Comment fait-on cela? De trois manières : innovation, éducation et plaidoyer. Pour l’innovation, nous avons créé il y a quatre ans un modèle simple pour collecter les surplus alimentaires des entreprises et les redistribuer aux ONG aidant les personnes dans le besoin. À ce jour, nous avons sauvé et redistribué plus de 4 millions de repas en collaborant avec plus de 300 entreprises. Nous avons également créé un bar à jus appelé Rejuice, où nous collectons des fruits et légumes ‘moches’ et les transformons en de beaux jus que nous revendons à bas prix à Bagatelle.

La deuxième façon est de passer par l’éducation. Nous avons créé MEAL, un programme éducatif pour les écoles, qui vise à sensibiliser les jeunes à la nutrition et au gaspillage alimentaire. Avec le soutien de Rogers Hospitality et Maurilait, le programme a déjà touché 225 élèves à travers dix écoles. Un kit pédagogique comprenant un ensemble de ressources sera lancé en 2023 pour permettre aux professeurs d’introduire eux-mêmes ce programme au sein de leurs écoles.

Toujours dans le but d’éduquer, nous avons lancé un livre de recettes appelé “Recettes 5*”. Ce livre de recettes, qui a pour slogan “Quand la gastronomie rencontre le zéro gaspi… à petit prix !”, a pour but d’amener du 5-étoiles à la maison tout en faisant du bien à son porte-monnaie, à sa santé et à la planète. En effet, grâce à la collaboration de chefs talentueux et ingénieux qui ont utilisé des ingrédients locaux et une philosophie ‘zéro-gaspi’, ce sont 30 recettes gourmets à environ Rs 250 pour quatre personnes qui ont été créées. Le lancement de notre première édition a été un succès, et plus de 2 500 Mauriciens en possèdent désormais un exemplaire. Et pour répondre à notre mission d’entreprise sociale, 500 livres seront offerts aux ONG de l’île afin de rendre ces recettes accessibles à tous.

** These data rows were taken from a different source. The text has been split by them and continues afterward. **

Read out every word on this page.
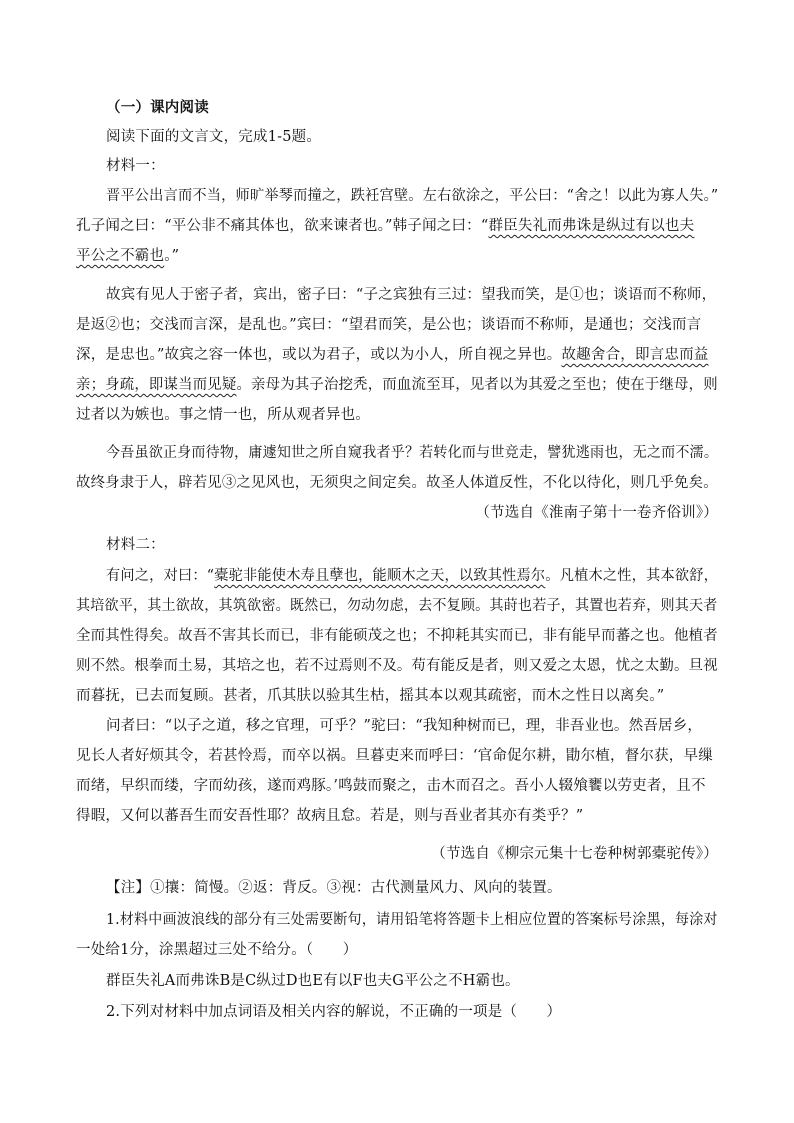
（一）课内阅读
阅读下面的文言文，完成1-5题。
材料一：
晋平公出言而不当，师旷举琴而撞之，跌衽宫壁。左右欲涂之，平公曰：“舍之！以此为寡人失。”
孔子闻之曰：“平公非不痛其体也，欲来谏者也。”韩子闻之曰：“群臣失礼而弗诛是纵过有以也夫
平公之不霸也。”
故宾有见人于密子者，宾出，密子曰：“子之宾独有三过：望我而笑，是①也；谈语而不称师，
是返②也；交浅而言深，是乱也。”宾曰：“望君而笑，是公也；谈语而不称师，是通也；交浅而言
深，是忠也。”故宾之容一体也，或以为君子，或以为小人，所自视之异也。故趣舍合，即言忠而益
亲；身疏，即谋当而见疑。亲母为其子治挖秃，而血流至耳，见者以为其爱之至也；使在于继母，则
过者以为嫉也。事之情一也，所从观者异也。
今吾虽欲正身而待物，庸遽知世之所自窥我者乎？若转化而与世竞走，譬犹逃雨也，无之而不濡。
故终身隶于人，辟若见③之见风也，无须臾之间定矣。故圣人体道反性，不化以待化，则几乎免矣。
（节选自《淮南子第十一卷齐俗训》）
材料二：
有问之，对曰：“橐驼非能使木寿且孽也，能顺木之天，以致其性焉尔。凡植木之性，其本欲舒，
其培欲平，其土欲故，其筑欲密。既然已，勿动勿虑，去不复顾。其莳也若子，其置也若弃，则其天者
全而其性得矣。故吾不害其长而已，非有能硕茂之也；不抑耗其实而已，非有能早而蕃之也。他植者
则不然。根拳而土易，其培之也，若不过焉则不及。苟有能反是者，则又爱之太恩，忧之太勤。旦视
而暮抚，已去而复顾。甚者，爪其肤以验其生枯，摇其本以观其疏密，而木之性日以离矣。”
问者曰：“以子之道，移之官理，可乎？”驼曰：“我知种树而已，理，非吾业也。然吾居乡，
见长人者好烦其令，若甚怜焉，而卒以祸。旦暮吏来而呼曰：‘官命促尔耕，勖尔植，督尔获，早缫
而绪，早织而缕，字而幼孩，遂而鸡豚。’鸣鼓而聚之，击木而召之。吾小人辍飧饔以劳吏者，且不
得暇，又何以蕃吾生而安吾性耶？故病且怠。若是，则与吾业者其亦有类乎？”
（节选自《柳宗元集十七卷种树郭橐驼传》）
【注】①攘：简慢。②返：背反。③视：古代测量风力、风向的装置。
1.材料中画波浪线的部分有三处需要断句，请用铅笔将答题卡上相应位置的答案标号涂黑，每涂对
一处给1分，涂黑超过三处不给分。（　　）
群臣失礼A而弗诛B是C纵过D也E有以F也夫G平公之不H霸也。
2.下列对材料中加点词语及相关内容的解说，不正确的一项是（　　）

La troisième façon consiste à utiliser le plaidoyer. Nous avons réussi, grâce au gouvernement et à nos partenaires, à changer la loi sur les dates de consommation. Suite à ce changement en juillet de l’année dernière, nous avons lancé un “Pact on Date Labels” où 20 entreprises ont signé des engagements sur la vente et le don de produits ayant dépassé leur ‘best before date’. Une campagne nationale sera lancée cette année pour sensibiliser les consommateurs à ce sujet.